Pues nada, pues eso, que al entrar en el bar Madrid para tomarme mi aperitivo,
alguien me ha hablado.
-Invítame a un cigarrito.- Me ha dicho un viejo desdeñoso y mugriento que
borracho acaba de entrar por la puerta.
-No fumo- le he dicho tratando de cortarle.
-Pues dame cinco duritos para comprarme uno.
Yo, que no es que sea más bueno que nadie, que simplemente soy más tonto que
todos, he sacado mi cartera y le he dado una propina de cuarenta duracos al pobre
desalmado que apesta a rayos y centellas.
-Tome- Le he dicho con cordialidad.
-Gracias Señor, es Usted todo un Caballero.
Y ni corta ni perezosa el viejo pestoso me ha dado un abrazo con sus mugrientos
y canijos brazos renegridos. Me apretaba contra sí, impregnándome del nauseabundo
olor que manaba de su cuerpecillo.
-¡Suélteme señor!- le he dicho tratándome de librar de él.
-Venga Usted a mis brazos- Seguía el borracho diciéndome apretándome mas
aún.
-¡Que me suerte, leche!.
-Que no le suelto, que es Usted un señor.
-Ya, pero es que como no me suelte me va hacer vomitar, ¡joper!.
Cuando por fin he conseguido librarme de aquel pulpo mal afeitado, él muy
agradecido ha querido también obsequiarme con algo. Ha sacado del bolsillo de su
mugrienta camisa un bolígrafo y se ha puesto a rellenar una quiniela. Al terminarla me
la ha regalado como si fuera un boleto premiado. Yo, que no es que sea bueno, que es
que soy tonto, he vuelto a pagarle otra cervecita y el viejo se ha emocionado tanto que
me ha asaltado a traición y ha vuelto intentado besarme en la boca, el asqueroso.
-¡¿Pero que hace?!-
-¡Dame un beso campeón!- me ha dicho mostrándome con descaro su exagerada
lengua roja que apestaba a rayos y centellas. En su boca sucia solo hay un solo diente.
Eso si, un diente muy grande, muy renegrido por debajo y muy amarillo en el resto.
-¡Dame un beso campeón! – insiste el viejo abrazado a mi cuello de nuevo. No
veas el trabajo que me ha costado librarme del tío.
-¡Pero suélteme, hombre!. ¡Usted apesta!.
-Ya lo sé, es que me he meado encima. ¡Dame un beso!.
-Que no hombre que no.
-Bueno pues te lo doy yo a ti.
-Que no, que no, que le huele a usted el aliento un montón. Déjeme tranquilo
hombre, déjeme tranquilo por favor.
El viejo por lo visto se ha ofendido, se ha separado al instante y por fin se
marcha.
Menos mal que ya me lo he podido quitar de encima, pero su olor su olor se ha
quedado conmigo, me ha impregnado todo ¡que asco!, ¡que asco!.

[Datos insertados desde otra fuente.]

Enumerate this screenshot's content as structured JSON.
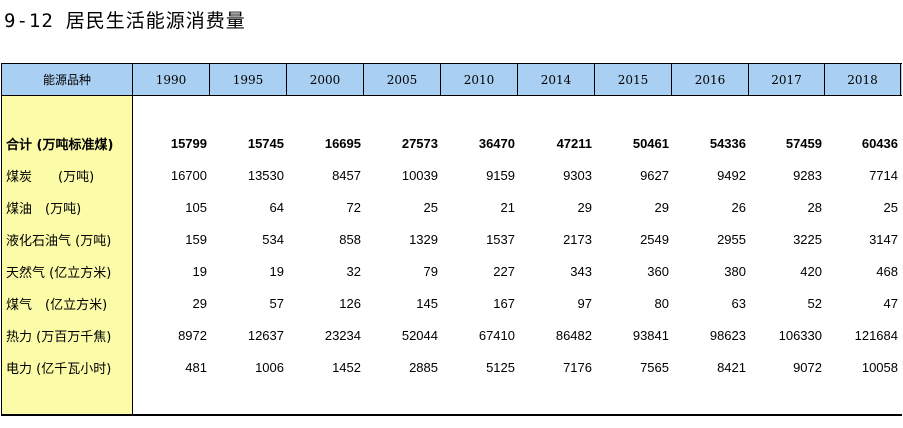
{
  "title": {
    "code": "9-12",
    "text": "居民生活能源消费量"
  },
  "header": {
    "label": "能源品种",
    "years": [
      "1990",
      "1995",
      "2000",
      "2005",
      "2010",
      "2014",
      "2015",
      "2016",
      "2017",
      "2018"
    ]
  },
  "rows": [
    {
      "label": "合计 (万吨标准煤)",
      "bold": true,
      "values": [
        "15799",
        "15745",
        "16695",
        "27573",
        "36470",
        "47211",
        "50461",
        "54336",
        "57459",
        "60436"
      ]
    },
    {
      "label": "煤炭　　(万吨)",
      "values": [
        "16700",
        "13530",
        "8457",
        "10039",
        "9159",
        "9303",
        "9627",
        "9492",
        "9283",
        "7714"
      ]
    },
    {
      "label": "煤油　(万吨)",
      "values": [
        "105",
        "64",
        "72",
        "25",
        "21",
        "29",
        "29",
        "26",
        "28",
        "25"
      ]
    },
    {
      "label": "液化石油气 (万吨)",
      "values": [
        "159",
        "534",
        "858",
        "1329",
        "1537",
        "2173",
        "2549",
        "2955",
        "3225",
        "3147"
      ]
    },
    {
      "label": "天然气 (亿立方米)",
      "values": [
        "19",
        "19",
        "32",
        "79",
        "227",
        "343",
        "360",
        "380",
        "420",
        "468"
      ]
    },
    {
      "label": "煤气　(亿立方米)",
      "values": [
        "29",
        "57",
        "126",
        "145",
        "167",
        "97",
        "80",
        "63",
        "52",
        "47"
      ]
    },
    {
      "label": "热力 (万百万千焦)",
      "values": [
        "8972",
        "12637",
        "23234",
        "52044",
        "67410",
        "86482",
        "93841",
        "98623",
        "106330",
        "121684"
      ]
    },
    {
      "label": "电力 (亿千瓦小时)",
      "values": [
        "481",
        "1006",
        "1452",
        "2885",
        "5125",
        "7176",
        "7565",
        "8421",
        "9072",
        "10058"
      ]
    }
  ]
}
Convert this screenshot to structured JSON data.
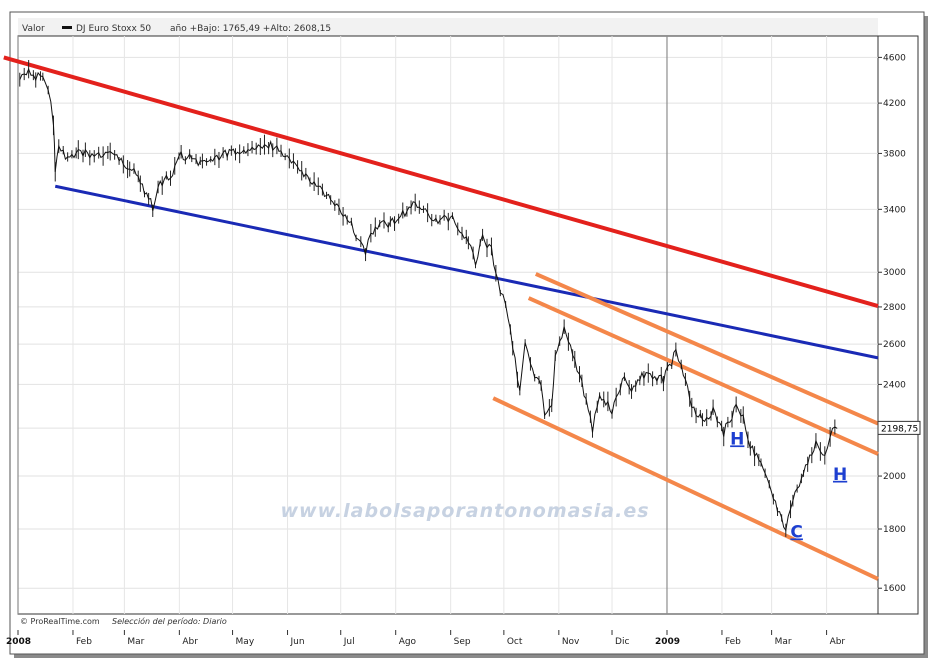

Es tan fuerte su olor, que al pasar por la alameda, al salir del bar Madrid,
justo cuando pasaba por el banco donde dormía una señora indigente, esta se ha
levantado y se ha puesto a buscar oteando a su alrededor diciendo: -¿Donde estas mi
amor?, ¿dónde estas cariño mío?, que no puedo verte, pero puedo olerte. Ven conmigo
Leopoldo, ven conmigo mi amor.
Vamos, lo que me faltaba, a la vista de tanta pasión, lo único que he podido
hacer es salir corriendo para casa para darme una ducha de urgencia con sesión
extraordinaria de masaje estropajero. ¡Joper! ¡Joper!, y a ver si puedo librarme de esta
manada de perros callejeros que no paran de seguirme desde que salí del bar.
¡Espero que al menos la quiniela de Leopoldo sea lo menos de catorce!.